O Povo
Harvard foi a primeira universidade de elite
dos Estados Unidos a não aceitar as imposições do governo Trump e resistir à
ameaça de perder fundos federais da ordem de US$ 2 bilhões
Há pouco mais de dois anos, escrevi aqui sobre um relatório que Harvard divulgou sobre seu
papel no processo de escravização de pessoas nos Estados Unidos. Pediu
perdão por ter contribuído de forma positiva para a escravidão, por ter
aceito em seu campus pessoas escravizadas que serviam a seus alunos e
professores, por ter incentivado ideias que propagavam e consolidavam a
escravidão, e por ter sido lenta, muito lenta, - e em alguns momentos até
dificultado - em aceitar alunos negros.
A instituição chegou a expulsar “três estudantes negros matriculados na Faculdade de Medicina, em 1850, por pressão de alunos brancos”. Mais de 100 anos depois, em 1960, Harvard reconheceu que havia apenas 9 homens negros entre os 1212 selecionados para estudar na universidade de elite americana. As desculpas e criação de um fundo de US$ 100 milhões, a fim de promover ações de reparação jamais haviam sido feitas durante um governo de Donald Trump, como estamos vendo agora.
O terceiro mandato do republicano não apenas
está dando uma guinada no mercado internacional cujo desenho foi
rascunhado pelos próprios Estados Unidos que, ao estabelecer as bases para um
mercado global, fincou os pilares no comércio internacional como o conhecemos
hoje.
Gigantes, os Estados Unidos ajudaram a
quebrar barreiras de proteção de muitas economias, erguendo um modelo que
embora há anos seja visto como concentrador de rendas e desigual para os países
mais pobres, é alavancador de riquezas para os países ricos. Verdade que tudo
tem seu preço e os próprios Estados Unidos também descobriram isso, e Trump
achou que era fácil desfazer tudo usando truques de marketing como o “Dia da
Libertação”.
O presidente da segunda maior potência econômica do mundo está investindo contra a liberdade de atuação das universidades americanas e Harvard parece ter aprendido a lição. Foi a primeira a se posicionar contra as determinações do governo de Trump, mesmo sob a ameaça de perder verbas federais da ordem de USS 2 bilhões.

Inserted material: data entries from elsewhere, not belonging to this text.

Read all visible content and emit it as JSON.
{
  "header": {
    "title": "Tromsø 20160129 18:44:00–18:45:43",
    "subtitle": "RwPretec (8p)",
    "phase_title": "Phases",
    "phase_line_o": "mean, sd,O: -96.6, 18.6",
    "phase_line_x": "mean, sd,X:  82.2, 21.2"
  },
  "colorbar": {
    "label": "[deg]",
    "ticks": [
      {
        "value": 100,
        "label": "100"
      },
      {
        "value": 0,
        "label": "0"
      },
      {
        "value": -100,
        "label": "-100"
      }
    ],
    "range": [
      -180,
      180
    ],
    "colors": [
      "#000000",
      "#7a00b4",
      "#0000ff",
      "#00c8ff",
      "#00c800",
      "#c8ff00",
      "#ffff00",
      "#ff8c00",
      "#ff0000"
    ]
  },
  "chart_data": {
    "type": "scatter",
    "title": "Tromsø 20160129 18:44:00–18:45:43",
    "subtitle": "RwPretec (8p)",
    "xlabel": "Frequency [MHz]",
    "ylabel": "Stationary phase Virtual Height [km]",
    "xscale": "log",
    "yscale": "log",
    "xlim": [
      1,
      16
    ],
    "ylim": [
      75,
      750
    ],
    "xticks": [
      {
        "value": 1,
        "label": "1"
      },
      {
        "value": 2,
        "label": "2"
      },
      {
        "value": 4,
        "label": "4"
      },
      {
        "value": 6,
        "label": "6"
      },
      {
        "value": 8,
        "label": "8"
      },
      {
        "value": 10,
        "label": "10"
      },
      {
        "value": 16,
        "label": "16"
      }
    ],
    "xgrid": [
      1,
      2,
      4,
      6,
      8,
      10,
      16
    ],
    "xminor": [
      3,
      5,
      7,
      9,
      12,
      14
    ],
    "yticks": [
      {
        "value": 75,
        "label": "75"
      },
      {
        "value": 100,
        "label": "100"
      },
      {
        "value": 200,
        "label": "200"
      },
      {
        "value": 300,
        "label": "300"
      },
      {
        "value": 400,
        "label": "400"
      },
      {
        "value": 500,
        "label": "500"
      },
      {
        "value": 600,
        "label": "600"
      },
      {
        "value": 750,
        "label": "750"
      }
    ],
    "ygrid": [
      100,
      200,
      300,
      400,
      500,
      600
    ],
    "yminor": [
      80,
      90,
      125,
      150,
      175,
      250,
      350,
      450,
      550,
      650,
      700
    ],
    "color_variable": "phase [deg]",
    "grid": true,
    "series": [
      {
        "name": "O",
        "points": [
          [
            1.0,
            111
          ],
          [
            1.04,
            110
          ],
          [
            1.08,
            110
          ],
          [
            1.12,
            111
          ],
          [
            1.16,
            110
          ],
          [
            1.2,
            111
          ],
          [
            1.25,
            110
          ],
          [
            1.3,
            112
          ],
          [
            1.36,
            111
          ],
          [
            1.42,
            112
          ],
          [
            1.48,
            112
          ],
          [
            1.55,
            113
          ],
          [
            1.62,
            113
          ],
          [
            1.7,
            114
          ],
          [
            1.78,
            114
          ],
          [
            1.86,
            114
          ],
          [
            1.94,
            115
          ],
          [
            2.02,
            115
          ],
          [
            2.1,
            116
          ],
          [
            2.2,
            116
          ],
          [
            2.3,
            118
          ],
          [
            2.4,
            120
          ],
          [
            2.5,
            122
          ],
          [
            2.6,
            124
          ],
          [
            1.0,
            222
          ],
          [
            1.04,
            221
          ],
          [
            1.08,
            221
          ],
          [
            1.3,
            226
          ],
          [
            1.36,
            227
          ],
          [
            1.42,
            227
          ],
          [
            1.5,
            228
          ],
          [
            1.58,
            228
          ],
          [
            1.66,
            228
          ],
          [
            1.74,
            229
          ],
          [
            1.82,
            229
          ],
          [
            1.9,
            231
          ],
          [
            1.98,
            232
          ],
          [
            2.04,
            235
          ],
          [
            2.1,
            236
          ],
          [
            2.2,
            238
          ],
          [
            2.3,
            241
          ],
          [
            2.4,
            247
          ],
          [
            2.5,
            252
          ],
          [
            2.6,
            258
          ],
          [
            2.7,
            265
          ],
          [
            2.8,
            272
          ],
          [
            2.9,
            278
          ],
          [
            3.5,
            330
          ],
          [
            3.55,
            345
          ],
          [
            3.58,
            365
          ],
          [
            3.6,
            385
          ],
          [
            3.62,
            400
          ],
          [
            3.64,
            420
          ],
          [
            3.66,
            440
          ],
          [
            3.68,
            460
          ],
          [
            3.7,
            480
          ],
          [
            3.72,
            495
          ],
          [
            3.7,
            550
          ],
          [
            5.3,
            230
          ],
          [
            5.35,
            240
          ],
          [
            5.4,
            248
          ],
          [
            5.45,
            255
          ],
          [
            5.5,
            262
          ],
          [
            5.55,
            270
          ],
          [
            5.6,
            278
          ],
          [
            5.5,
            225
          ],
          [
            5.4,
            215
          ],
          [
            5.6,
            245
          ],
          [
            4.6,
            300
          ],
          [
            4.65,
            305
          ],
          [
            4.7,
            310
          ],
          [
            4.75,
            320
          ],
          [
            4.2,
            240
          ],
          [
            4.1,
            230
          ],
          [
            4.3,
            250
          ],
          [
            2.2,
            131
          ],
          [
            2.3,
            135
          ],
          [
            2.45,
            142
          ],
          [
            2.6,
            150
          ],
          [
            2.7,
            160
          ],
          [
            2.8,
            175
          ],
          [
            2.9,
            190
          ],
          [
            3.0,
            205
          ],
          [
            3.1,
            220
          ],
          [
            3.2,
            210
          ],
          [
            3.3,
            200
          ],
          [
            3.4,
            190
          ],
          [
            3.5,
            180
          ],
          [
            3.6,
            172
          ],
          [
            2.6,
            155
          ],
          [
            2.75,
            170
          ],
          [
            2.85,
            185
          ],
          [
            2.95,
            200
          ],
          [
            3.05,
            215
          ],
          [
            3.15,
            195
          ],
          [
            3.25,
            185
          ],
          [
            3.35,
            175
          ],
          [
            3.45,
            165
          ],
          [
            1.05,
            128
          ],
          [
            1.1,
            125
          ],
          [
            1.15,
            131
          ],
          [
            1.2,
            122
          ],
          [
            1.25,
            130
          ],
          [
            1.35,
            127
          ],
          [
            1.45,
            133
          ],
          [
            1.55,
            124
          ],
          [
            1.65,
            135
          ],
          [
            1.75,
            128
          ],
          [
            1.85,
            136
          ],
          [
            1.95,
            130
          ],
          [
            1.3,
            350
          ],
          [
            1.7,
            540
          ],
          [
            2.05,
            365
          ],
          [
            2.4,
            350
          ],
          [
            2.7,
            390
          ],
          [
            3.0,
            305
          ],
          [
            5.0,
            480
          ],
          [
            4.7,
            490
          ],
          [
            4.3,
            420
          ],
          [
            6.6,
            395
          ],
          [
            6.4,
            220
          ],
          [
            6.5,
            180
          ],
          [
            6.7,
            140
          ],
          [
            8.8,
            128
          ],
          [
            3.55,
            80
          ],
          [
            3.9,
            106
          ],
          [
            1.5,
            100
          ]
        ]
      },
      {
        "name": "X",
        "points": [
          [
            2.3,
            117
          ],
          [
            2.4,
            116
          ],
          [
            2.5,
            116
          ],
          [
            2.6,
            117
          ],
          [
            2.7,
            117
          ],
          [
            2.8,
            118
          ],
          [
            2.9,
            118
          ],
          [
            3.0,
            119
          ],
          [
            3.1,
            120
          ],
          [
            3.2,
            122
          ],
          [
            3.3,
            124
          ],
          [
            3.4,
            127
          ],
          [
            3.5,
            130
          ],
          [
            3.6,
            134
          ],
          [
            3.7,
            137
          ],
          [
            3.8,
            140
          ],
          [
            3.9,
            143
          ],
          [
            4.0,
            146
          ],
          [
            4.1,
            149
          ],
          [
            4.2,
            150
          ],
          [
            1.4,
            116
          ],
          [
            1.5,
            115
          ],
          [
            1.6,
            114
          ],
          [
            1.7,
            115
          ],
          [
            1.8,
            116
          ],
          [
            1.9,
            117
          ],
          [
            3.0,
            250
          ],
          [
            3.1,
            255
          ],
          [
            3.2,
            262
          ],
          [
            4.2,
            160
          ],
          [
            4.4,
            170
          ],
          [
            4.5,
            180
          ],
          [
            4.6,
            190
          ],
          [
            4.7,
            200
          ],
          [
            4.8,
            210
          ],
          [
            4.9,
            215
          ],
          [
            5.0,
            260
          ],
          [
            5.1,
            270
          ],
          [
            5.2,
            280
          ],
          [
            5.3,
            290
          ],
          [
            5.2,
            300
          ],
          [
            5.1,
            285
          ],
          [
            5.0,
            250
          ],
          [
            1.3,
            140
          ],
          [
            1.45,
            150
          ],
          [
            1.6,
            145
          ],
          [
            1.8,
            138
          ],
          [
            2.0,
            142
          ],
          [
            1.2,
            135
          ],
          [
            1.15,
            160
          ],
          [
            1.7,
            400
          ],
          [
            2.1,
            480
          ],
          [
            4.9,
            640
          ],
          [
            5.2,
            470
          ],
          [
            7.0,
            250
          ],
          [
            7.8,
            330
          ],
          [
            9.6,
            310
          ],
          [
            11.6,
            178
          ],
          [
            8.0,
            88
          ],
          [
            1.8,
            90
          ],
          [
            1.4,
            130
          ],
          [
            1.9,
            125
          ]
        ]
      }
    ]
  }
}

A universidade se recusou a extinguir, por
exemplo, todas as suas políticas de promoção à diversidade, o que, com certeza,
põe em xeque os novos direcionamentos que a instituição anunciou há poucos
anos. Harvard também disse não a Trump quanto a proibir qualquer
manifestação em seus campus contra políticas adotadas pelo atual governo, como
por exemplo, as voltadas ao antissemitismo, cuja interpretação, alcança
qualquer reação às decisões anti-humanitárias em Gaza pelo governo norte-americano.
A decisão de Harvard talvez incentive que
outras universidades atacadas e ameaçadas com cortes de verbas repensem seu
papel num momento de imensa inflexão das liberdades de expressão nos
Estados Unidos com a prisão de estudantes e a expulsão de alunos e
professores estrangeiros.
Ao lançar mão de leis do século XIX e propor
um mundo do século XVIII, Trump faz o que todo autoritário ama. Por não
ter um plano para o futuro, agarra-se ao passado como única alternativa por ter
a breve ilusão de conhecê-lo e a esperança de que é possível trazê-lo de volta
aos trancos e barrancos. Não há futuro no autoritarismo.